Pięterko niżej, na pozycji defensywnego pomocnika, gra Julian Weigl. Nie jest to jednak typowy przecinak wspomagający obrońców, a bardziej zawodnik o profilu przypominającym Toniego Kroosa. W klubie nadal pozostaje także Christoph Kramer. 33 lata na karku i coraz większe problemy z kontuzjami sprawiają, że nie jest on już w stanie dawać drużynie tyle jakości co kiedyś.
Skrzydłowi
Nie sposób nie zacząć analizy skrzydeł Borussii od Francka Honorata. Francuz był w tamtym sezonie liderem Bundesligi pod względem liczby stworzonych szans (19). Gdyby nie jego kreatywność, to Źrebaki mogłyby nawet spaść z ligi. Kapitalną końcówkę sezonu zaliczył także Robin Hack. W 10 ostatnich meczach wpisał się na listę strzelców aż dziewięciokrotnie, na co złożył się między innymi hat-trick w szalonym, ostatecznie przegranym 4:3, spotkaniu z Hoffenheim. Taka forma sprawiła, że ostatecznie to właśnie Hack został najlepszym strzelcem zespołu. Pozostali, już zdecydowanie mniej ważni skrzydłowi to Nathan N’Goumou oraz reprezentant Luksemburga Yvandro Borges Sanches.
Napastnicy
W zeszłym roku wydawało się, że Borussia wreszcie znalazła rozwiązanie problemu braku skutecznego egzekutora. Tym kimś miał być Tomáš Ćvančara. Wysoki Czech świetnie wszedł w sezon, zaliczając dublety z pucharowej potyczce z TuS Bersenbrück i z Augsburgiem na otwarcie ligi. Później jednak było już tylko gorzej. Swoją czwartą i jednocześnie ostatnią bramkę w Bundeslidze zdobył na początku listopada w meczu z Wolfsburgiem. Później zaciął się na amen, a na domiar złego zaczęły mu doskwierać kontuzje. W tej sytuacji jego miejsce w wyjściowej jedenastce zajął Alassane Pléa. W przeciwieństwie do Čvančary, Francuz nie jest typową dziewiątką, a bardziej kimś w rodzaju podwieszonego napastnika, który nie zdobywa może hurtowych ilości goli, ale stosunkowo często asystuje. Pléa jest już jednak po trzydziestce i ma swój prime dawno za sobą.

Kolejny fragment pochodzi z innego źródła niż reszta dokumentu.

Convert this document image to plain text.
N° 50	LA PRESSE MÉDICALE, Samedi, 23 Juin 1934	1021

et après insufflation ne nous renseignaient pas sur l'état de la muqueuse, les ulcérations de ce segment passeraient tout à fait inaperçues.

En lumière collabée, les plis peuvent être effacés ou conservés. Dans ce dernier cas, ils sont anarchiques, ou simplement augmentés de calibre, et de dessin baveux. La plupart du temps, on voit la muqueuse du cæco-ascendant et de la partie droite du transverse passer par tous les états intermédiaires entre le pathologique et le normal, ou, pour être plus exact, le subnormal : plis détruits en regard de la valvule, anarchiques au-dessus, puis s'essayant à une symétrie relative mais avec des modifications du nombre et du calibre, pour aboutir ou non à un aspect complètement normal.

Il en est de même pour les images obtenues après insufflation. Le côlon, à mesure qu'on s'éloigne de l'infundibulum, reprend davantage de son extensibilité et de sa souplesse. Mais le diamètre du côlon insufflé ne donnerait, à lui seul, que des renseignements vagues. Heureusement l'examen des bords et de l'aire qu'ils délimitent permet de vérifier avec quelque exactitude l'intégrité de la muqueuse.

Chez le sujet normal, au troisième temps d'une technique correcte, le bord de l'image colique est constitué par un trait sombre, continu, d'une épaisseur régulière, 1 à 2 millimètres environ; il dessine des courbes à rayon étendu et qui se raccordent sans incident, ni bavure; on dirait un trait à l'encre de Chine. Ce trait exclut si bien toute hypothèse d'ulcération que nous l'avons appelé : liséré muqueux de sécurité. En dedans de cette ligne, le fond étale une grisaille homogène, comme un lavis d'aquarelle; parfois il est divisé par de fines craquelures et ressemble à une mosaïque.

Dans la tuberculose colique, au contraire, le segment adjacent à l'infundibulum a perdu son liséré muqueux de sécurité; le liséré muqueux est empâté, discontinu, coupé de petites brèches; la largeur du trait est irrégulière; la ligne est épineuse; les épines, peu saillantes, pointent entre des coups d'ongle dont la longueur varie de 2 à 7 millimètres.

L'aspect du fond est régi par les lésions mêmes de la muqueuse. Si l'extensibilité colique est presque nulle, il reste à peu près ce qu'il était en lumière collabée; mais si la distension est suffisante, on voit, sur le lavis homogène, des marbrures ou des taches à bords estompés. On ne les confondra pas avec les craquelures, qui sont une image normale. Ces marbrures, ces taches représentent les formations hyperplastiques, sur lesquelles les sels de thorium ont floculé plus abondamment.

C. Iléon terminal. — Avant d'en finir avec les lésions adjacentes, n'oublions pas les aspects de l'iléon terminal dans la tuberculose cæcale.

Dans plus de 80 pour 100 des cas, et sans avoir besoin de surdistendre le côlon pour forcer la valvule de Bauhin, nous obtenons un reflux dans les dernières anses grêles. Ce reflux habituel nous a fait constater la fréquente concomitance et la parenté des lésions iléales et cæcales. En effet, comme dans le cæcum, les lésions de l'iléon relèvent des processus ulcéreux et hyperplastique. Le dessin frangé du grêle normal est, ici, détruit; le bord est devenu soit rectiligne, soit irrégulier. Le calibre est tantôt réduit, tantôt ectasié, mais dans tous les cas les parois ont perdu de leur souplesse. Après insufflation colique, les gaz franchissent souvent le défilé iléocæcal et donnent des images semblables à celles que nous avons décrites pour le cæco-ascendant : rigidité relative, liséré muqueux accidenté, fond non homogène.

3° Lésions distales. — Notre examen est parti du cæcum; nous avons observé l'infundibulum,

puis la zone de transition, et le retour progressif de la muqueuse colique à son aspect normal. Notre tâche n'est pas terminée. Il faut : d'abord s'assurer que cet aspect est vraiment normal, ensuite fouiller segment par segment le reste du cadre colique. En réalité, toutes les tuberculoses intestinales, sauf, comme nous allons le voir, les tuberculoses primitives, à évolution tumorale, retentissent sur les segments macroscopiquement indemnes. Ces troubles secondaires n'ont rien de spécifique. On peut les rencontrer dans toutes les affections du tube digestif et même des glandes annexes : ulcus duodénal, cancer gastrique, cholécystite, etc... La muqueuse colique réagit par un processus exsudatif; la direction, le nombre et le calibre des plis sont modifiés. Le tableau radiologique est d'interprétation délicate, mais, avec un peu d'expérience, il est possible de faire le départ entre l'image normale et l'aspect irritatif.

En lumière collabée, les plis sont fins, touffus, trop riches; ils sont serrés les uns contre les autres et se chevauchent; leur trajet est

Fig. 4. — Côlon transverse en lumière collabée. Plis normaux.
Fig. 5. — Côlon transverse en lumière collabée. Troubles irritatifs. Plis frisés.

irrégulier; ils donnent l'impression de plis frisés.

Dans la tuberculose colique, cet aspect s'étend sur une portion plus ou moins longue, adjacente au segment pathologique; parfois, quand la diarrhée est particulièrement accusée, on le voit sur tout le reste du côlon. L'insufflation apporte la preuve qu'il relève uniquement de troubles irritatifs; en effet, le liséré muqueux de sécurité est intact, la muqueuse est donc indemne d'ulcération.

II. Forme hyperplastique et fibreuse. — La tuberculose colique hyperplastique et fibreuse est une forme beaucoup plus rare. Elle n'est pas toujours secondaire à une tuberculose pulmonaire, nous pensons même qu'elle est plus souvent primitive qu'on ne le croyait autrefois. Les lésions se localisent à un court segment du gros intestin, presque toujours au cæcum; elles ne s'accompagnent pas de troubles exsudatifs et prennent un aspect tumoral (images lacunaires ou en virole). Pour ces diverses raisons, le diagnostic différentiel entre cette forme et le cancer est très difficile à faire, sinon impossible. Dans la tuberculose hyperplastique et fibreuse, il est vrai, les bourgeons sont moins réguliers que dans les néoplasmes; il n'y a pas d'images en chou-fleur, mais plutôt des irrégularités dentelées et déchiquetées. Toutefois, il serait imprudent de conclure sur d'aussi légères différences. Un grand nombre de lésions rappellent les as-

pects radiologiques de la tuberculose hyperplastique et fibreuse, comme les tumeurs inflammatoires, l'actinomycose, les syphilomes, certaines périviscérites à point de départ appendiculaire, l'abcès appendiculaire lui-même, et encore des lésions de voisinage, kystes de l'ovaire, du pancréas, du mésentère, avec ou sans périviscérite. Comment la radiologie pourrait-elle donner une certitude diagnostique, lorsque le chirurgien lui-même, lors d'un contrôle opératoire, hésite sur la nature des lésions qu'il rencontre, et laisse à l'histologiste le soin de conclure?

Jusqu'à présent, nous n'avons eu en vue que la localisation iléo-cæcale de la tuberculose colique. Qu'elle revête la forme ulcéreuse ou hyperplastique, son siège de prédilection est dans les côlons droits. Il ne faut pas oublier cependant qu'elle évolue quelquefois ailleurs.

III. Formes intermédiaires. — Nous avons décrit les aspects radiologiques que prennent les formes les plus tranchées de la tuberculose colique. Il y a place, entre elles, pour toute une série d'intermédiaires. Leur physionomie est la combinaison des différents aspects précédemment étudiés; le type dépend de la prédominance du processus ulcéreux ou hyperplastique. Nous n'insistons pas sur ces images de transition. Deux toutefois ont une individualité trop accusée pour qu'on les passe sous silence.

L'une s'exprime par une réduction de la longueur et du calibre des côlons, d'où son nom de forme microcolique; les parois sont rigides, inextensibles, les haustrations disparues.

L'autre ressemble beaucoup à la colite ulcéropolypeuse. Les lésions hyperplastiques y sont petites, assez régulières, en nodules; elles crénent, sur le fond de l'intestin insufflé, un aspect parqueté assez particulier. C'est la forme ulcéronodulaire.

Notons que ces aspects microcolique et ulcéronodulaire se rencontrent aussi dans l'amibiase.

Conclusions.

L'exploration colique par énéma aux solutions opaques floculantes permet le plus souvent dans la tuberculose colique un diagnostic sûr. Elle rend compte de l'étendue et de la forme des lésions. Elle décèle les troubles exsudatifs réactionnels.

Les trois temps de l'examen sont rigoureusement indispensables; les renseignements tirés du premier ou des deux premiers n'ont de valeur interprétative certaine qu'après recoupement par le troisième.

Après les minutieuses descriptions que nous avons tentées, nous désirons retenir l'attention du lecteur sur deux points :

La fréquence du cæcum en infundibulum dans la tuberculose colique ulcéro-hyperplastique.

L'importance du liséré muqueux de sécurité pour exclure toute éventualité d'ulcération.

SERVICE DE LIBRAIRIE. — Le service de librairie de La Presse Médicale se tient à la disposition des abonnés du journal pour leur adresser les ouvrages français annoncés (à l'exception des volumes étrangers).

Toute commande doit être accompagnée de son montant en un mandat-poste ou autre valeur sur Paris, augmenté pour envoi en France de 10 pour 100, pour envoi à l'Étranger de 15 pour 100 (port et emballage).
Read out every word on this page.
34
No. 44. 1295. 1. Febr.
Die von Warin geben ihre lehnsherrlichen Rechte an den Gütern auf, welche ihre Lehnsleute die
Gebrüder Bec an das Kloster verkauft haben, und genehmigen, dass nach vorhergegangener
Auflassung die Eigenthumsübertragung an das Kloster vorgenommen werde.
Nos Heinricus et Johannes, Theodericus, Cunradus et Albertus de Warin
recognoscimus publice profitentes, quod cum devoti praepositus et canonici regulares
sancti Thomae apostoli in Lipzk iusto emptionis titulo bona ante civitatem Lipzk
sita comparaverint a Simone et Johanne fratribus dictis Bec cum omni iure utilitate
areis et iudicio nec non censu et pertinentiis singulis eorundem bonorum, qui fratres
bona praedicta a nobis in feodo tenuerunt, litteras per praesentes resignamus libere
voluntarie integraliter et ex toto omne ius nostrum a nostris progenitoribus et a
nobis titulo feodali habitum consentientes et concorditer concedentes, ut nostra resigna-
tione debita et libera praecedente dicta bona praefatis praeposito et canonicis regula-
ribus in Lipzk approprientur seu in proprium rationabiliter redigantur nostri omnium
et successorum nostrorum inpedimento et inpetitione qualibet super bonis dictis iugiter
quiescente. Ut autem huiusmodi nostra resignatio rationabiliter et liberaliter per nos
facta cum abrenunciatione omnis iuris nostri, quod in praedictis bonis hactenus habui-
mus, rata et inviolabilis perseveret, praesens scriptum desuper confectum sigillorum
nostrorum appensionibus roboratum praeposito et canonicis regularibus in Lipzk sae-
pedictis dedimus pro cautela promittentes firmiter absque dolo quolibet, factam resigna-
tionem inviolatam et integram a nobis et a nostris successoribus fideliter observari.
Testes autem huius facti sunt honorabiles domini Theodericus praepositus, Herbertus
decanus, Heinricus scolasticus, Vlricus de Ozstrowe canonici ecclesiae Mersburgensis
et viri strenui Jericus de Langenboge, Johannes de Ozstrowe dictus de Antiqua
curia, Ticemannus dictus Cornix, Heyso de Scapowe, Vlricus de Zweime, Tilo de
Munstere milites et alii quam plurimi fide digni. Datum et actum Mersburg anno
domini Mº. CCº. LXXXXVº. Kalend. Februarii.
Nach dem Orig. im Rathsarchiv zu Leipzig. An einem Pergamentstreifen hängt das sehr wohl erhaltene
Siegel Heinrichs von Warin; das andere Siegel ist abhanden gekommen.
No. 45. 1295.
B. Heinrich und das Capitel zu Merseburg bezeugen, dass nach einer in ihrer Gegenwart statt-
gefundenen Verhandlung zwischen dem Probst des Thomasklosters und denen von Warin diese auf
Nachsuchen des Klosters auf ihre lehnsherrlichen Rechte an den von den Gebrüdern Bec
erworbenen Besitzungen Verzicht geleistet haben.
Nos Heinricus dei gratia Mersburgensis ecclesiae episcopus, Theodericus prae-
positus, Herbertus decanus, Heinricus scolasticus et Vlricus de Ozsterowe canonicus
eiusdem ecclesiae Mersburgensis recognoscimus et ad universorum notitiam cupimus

Atak został ostatnio wzmocniony Timem Kleindienstem. W zeszłym sezonie występował on w barwach Heidenheim, będąc jego najlepszym strzelcem z 12 golami na koncie. Niemiec ma szczególny patent na silnych rywali. Aż 8 z 12 bramek zdobył w meczach z czołową piątką ligi, z czego 3 z Bayernem. Kadrę dopełniają młodsi zawodnicy. Shio Fukuda jest wychowankiem, który na razie otrzymuje tylko pojedyncze szanse, Grant-Leon Ranos to 21-letni reprezentant Armenii z przeszłością w Bayernie, a Charles Hermann grał do niedawna w młodzieżówkach Borussii Dortmund.
Podsumowanie
Borussia nie jest to już tak mocnym zespołem, jak kilka lat temu. Zawodnicy, którzy do niedawna stanowili o jej sile, albo opuścili klub, albo daleko im do szczytowej formy. Mimo wszystko wydaje się, że kadra, jaką dysponuje Gerardo Seoane, powinna wystarczyć na w miarę spokojne utrzymanie. Przy odrobinie szczęścia może się nawet udać powalczyć o czołową dziesiątkę. Ciężko jednak myśleć o powrocie do Europy.